O miejscu, do którego R. S. został przewieziony po zatrzymaniu w nocy 13 grudnia 1981 jego żona dowiedziała się w przeciągu kilku dni od kolegów męża i wówczas udała się na widzenie z nim do AŚ w O. W.., jednak z powodu braku wymaganych dokumentów, nie została na widzenie wpuszczona. Kolejny raz na widzenie z mężem M. S. pojechała na początku stycznia 1982 roku i wówczas widzenie to odbyło się przez szybę. Kiedy w styczniu 1982 roku M. S. po raz kolejny pojechała na widzenie z mężem do AŚ w O. W.. dowiedziała się jedynie, że męża nie ma już w tym miejscu, że został przewieziony gdzie indziej, jednak w administracji AŚ nie uzyskała informacji gdzie. O tym, że 7 stycznia 1982 roku R. S. przewieziony został do ośrodka odosobnienia w G. M. S. dowiedziała się kilka dni po nie udanym widzeniu z mężem w styczniu 1982, od kolegów męża, wówczas też pojechała na widzenie z mężem do G., które to widzenie odbywało się w niewielkim pokoju w obecności strażnika. R. S. utrzymywał też korespondencyjny kontakt z żoną.
W trakcie pobytu w Areszcie Śledczym w O. W.. w celi, w której przebywał R. S., sanitariat nie był niczym oddzielony od części mieszkalnej, a jedzenie było zimne i podawane w brudnych naczyniach. Przez pierwszy tydzień ich internowania nikt z nimi nie rozmawiał, nie mieli również możliwości wykąpania się.
W ośrodku odosobnienia w G., pokoje, w których przebywał R. S. był niedogrzane, sprawiając, że kładąc się spać zakładał czapkę.
Limitowana była również możliwość uzyskiwania przez internowanych paczek żywnościowych, które dostarczane były zarówno przez członków rodziny jak i przez organizacje kościelną Caritas.

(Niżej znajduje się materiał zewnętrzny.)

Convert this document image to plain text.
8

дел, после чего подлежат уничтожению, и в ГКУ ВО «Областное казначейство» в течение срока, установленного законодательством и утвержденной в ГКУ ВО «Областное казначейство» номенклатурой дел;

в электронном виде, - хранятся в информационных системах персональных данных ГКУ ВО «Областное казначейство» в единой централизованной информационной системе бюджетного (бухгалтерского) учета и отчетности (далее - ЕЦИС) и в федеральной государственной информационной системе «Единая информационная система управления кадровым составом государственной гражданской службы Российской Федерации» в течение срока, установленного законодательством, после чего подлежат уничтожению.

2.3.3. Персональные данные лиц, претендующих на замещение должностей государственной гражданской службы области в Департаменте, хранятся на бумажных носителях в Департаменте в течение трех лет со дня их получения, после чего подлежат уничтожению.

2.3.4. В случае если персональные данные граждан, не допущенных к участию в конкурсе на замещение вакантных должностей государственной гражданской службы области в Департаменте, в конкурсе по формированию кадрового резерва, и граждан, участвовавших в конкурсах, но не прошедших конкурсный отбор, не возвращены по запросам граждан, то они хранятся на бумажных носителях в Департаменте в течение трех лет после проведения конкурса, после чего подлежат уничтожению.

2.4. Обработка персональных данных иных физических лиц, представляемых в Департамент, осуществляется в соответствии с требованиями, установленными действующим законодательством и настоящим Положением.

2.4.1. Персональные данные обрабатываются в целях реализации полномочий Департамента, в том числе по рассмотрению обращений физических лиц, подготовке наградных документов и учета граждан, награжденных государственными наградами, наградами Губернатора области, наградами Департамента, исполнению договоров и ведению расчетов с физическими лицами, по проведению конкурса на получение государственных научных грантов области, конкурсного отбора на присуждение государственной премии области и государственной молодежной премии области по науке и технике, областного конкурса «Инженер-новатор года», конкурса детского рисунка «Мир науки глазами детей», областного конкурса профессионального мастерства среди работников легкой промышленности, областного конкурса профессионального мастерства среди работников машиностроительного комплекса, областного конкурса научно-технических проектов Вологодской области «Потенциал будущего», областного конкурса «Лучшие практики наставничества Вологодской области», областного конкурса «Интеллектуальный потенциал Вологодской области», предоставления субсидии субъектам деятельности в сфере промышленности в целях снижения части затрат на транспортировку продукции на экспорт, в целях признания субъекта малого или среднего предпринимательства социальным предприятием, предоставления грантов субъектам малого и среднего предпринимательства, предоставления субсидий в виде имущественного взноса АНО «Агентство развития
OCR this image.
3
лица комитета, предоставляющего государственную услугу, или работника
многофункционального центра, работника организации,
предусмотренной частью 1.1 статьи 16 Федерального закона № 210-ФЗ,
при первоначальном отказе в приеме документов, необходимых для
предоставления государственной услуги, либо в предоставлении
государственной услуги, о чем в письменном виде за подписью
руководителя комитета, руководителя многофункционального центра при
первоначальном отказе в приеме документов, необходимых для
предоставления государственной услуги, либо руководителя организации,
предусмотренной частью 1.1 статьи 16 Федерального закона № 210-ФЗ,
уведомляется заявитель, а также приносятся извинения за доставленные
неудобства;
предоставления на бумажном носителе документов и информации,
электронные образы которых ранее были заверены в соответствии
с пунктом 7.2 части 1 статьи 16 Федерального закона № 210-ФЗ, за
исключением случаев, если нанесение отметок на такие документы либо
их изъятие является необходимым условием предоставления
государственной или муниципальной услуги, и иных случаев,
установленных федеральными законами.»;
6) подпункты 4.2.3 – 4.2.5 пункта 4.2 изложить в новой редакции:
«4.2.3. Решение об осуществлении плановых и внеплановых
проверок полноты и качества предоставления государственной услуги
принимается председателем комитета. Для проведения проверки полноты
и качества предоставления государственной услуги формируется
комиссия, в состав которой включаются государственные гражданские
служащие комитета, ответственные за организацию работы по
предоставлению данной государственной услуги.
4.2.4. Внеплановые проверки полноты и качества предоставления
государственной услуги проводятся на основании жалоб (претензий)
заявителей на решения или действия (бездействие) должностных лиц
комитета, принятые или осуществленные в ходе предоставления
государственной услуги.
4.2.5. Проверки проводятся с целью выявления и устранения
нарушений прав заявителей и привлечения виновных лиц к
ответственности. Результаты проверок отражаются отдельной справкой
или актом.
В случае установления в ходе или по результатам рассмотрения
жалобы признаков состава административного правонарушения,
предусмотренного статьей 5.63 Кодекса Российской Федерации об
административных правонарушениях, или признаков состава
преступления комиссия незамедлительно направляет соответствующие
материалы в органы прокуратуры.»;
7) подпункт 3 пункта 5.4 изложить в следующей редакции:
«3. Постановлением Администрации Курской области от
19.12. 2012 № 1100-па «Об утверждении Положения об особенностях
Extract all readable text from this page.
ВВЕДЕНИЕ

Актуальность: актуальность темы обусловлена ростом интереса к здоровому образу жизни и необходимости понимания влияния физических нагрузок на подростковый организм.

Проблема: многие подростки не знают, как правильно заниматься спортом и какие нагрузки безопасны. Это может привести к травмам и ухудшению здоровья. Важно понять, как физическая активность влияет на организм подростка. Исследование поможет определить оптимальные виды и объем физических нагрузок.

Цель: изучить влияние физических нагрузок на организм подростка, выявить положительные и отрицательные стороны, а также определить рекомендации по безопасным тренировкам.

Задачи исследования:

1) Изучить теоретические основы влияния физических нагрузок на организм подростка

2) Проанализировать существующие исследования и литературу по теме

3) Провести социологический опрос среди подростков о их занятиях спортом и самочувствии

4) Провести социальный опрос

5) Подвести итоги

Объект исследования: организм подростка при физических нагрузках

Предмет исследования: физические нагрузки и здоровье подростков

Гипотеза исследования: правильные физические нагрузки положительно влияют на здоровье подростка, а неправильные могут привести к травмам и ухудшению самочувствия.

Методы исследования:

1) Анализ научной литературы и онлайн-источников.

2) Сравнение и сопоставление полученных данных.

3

W wyniku takiego limitowania podczas jednego z widzeń żona R. S. nie mogła przekazać mu przywiezionej paczki albowiem tego miesiąca R. S. pokwitował przyjęcie paczki przesłanej przez Caritas.
W trakcie pobytu w ośrodku odosobnienia w G. z internowanymi, w tym R. S., rozmowy przeprowadzali funkcjonariusze SB, starając się namówić internowanych do podjęcia współpracy z SB, argumentując, że dzięki temu rodzina będzie miała spokój. R. S. nigdy nie przestał na taką propozycję.

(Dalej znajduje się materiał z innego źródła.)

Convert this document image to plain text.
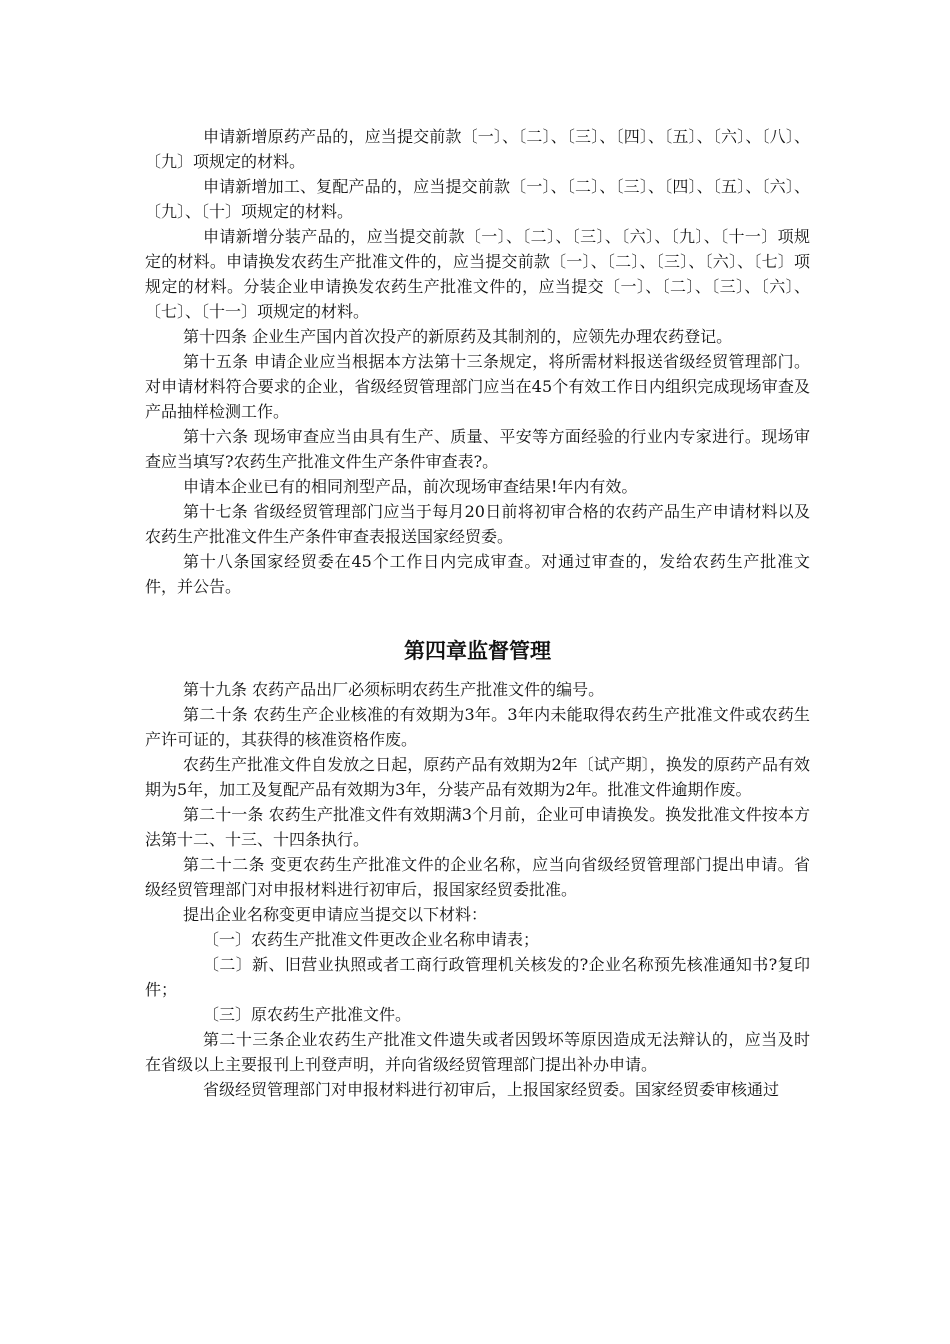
申请新增原药产品的，应当提交前款〔一〕、〔二〕、〔三〕、〔四〕、〔五〕、〔六〕、〔八〕、〔九〕项规定的材料。

申请新增加工、复配产品的，应当提交前款〔一〕、〔二〕、〔三〕、〔四〕、〔五〕、〔六〕、〔九〕、〔十〕项规定的材料。

申请新增分装产品的，应当提交前款〔一〕、〔二〕、〔三〕、〔六〕、〔九〕、〔十一〕项规定的材料。申请换发农药生产批准文件的，应当提交前款〔一〕、〔二〕、〔三〕、〔六〕、〔七〕项规定的材料。分装企业申请换发农药生产批准文件的，应当提交〔一〕、〔二〕、〔三〕、〔六〕、〔七〕、〔十一〕项规定的材料。

第十四条 企业生产国内首次投产的新原药及其制剂的，应领先办理农药登记。

第十五条 申请企业应当根据本方法第十三条规定，将所需材料报送省级经贸管理部门。对申请材料符合要求的企业，省级经贸管理部门应当在45个有效工作日内组织完成现场审查及产品抽样检测工作。

第十六条 现场审查应当由具有生产、质量、平安等方面经验的行业内专家进行。现场审查应当填写?农药生产批准文件生产条件审查表?。

申请本企业已有的相同剂型产品，前次现场审查结果!年内有效。

第十七条 省级经贸管理部门应当于每月20日前将初审合格的农药产品生产申请材料以及农药生产批准文件生产条件审查表报送国家经贸委。

第十八条国家经贸委在45个工作日内完成审查。对通过审查的，发给农药生产批准文件，并公告。

第四章监督管理

第十九条 农药产品出厂必须标明农药生产批准文件的编号。

第二十条 农药生产企业核准的有效期为3年。3年内未能取得农药生产批准文件或农药生产许可证的，其获得的核准资格作废。

农药生产批准文件自发放之日起，原药产品有效期为2年〔试产期〕，换发的原药产品有效期为5年，加工及复配产品有效期为3年，分装产品有效期为2年。批准文件逾期作废。

第二十一条 农药生产批准文件有效期满3个月前，企业可申请换发。换发批准文件按本方法第十二、十三、十四条执行。

第二十二条 变更农药生产批准文件的企业名称，应当向省级经贸管理部门提出申请。省级经贸管理部门对申报材料进行初审后，报国家经贸委批准。

提出企业名称变更申请应当提交以下材料：

〔一〕农药生产批准文件更改企业名称申请表；

〔二〕新、旧营业执照或者工商行政管理机关核发的?企业名称预先核准通知书?复印件；

〔三〕原农药生产批准文件。

第二十三条企业农药生产批准文件遗失或者因毁坏等原因造成无法辩认的，应当及时在省级以上主要报刊上刊登声明，并向省级经贸管理部门提出补办申请。

省级经贸管理部门对申报材料进行初审后，上报国家经贸委。国家经贸委审核通过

W dniu 19 lutego 1982 roku R. S. został zwolniony z ośrodka odosobnienia w G. i wrócił do miejsca zamieszkania, a kilka dni później do pracy w Hucie (...) w G.. Nie zaprzestał on prowadzenia działalności opozycyjnej, uczestnicząc w spotkaniach działaczy zdelegalizowanej wówczas (...) w związku z czym został ponownie zatrzymany w dniu 8 maja 1982 roku, na podstawie decyzji Komendanta Wojewódzkiego Milicji Obywatelskiej w L. nr 76/I/82 o internowaniu i ponownie przewieziony do ośrodka odosobnienia w G..
W momencie zatrzymania R. S. przebywał sam w miejscu zamieszkania. Kiedy był wyprowadzany z domu, do miejsca zamieszkania wróciła jego żona M. z niespełna roczną córką. Na jej pytanie dokąd zabierają męża, funkcjonariusze poinformowali ją, że na przesłuchanie i zaraz wróci.

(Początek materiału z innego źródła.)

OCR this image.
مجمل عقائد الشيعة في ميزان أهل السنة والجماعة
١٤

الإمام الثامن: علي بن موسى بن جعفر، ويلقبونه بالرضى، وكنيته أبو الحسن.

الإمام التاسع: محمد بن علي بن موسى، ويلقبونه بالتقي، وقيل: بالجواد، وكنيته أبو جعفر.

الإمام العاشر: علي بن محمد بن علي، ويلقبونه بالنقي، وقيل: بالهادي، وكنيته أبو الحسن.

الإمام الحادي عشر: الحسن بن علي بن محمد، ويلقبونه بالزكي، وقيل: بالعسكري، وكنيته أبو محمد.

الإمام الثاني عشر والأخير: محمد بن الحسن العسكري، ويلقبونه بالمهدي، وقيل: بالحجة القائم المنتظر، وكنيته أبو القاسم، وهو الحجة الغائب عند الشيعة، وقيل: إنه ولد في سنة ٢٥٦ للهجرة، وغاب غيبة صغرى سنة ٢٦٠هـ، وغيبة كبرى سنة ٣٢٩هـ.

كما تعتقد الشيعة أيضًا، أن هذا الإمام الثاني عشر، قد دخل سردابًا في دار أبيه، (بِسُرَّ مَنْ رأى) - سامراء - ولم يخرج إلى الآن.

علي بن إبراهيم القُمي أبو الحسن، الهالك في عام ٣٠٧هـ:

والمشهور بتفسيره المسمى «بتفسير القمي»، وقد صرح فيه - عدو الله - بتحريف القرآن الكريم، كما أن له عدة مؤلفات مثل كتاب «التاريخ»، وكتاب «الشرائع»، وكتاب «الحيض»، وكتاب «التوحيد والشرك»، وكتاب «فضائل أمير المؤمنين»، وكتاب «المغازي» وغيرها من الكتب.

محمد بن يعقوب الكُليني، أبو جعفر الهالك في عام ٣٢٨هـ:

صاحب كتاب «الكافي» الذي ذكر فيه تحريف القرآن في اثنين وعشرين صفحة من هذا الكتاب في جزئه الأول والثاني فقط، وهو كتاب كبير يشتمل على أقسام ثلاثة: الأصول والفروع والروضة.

O fakcie ponownego internowania męża w ośrodku odosobnienia w G., M. S. dowiedziała się następnego dnia od kolegów męża.
W trakcie ponownego internowania R. S., był on odwiedzany przez żonę, która na jedno widzenie przyjechała z ich córeczką. Widzenia odbywały się w niewielkim pokoju w obecności strażnika. Podobnie jak wcześniej R. S. utrzymywał również kontakt korespondencyjny z żoną.
Z ośrodka odosobnienia z G., R. S. zwolniony został w dniu 4 czerwca 1982 roku i powrócił do miejsca zamieszkania, jak również do pracy w Hucie (...) w G..
Powyższy stan faktyczny sąd ustalił na podstawie: zeznań M. S. (k. 67 – 69, kopii kopii materiałów archiwalnych z zasobów IPN (karty 40 -55),
Oceniając zebrany w sprawie materiał dowodowy sąd zważył co następuje:
Sąd jako prawdziwe ocenił zebrane w sprawie dokumenty, które zostały sporządzone przez uprawnione do tego osoby, w zakresie posiadanych kompetencji i w prawie przewidzianej formie. Ich treść nie była kwestionowana przez żadną ze stron. Z materiałów archiwalnych IPN jednoznacznie wynika, że R. S. w związku z prowadzoną działalnością opozycyjną był w stałym zainteresowaniu funkcjonariuszy SB, którzy wszelkimi dostępnymi metodami starali się inwigilować prowadzoną przez niego działalność związkową a po delegalizacji (...) działalność opozycyjną. Z materiałów tych jednoznacznie wynika również, że zarówno pierwsze jak i drugie internowanie związane było wyłącznie z działalnością prowadzoną przez R. S., uznawaną przez ówczesne władze za wrogą wobec ówczesnego ustroju i porządku.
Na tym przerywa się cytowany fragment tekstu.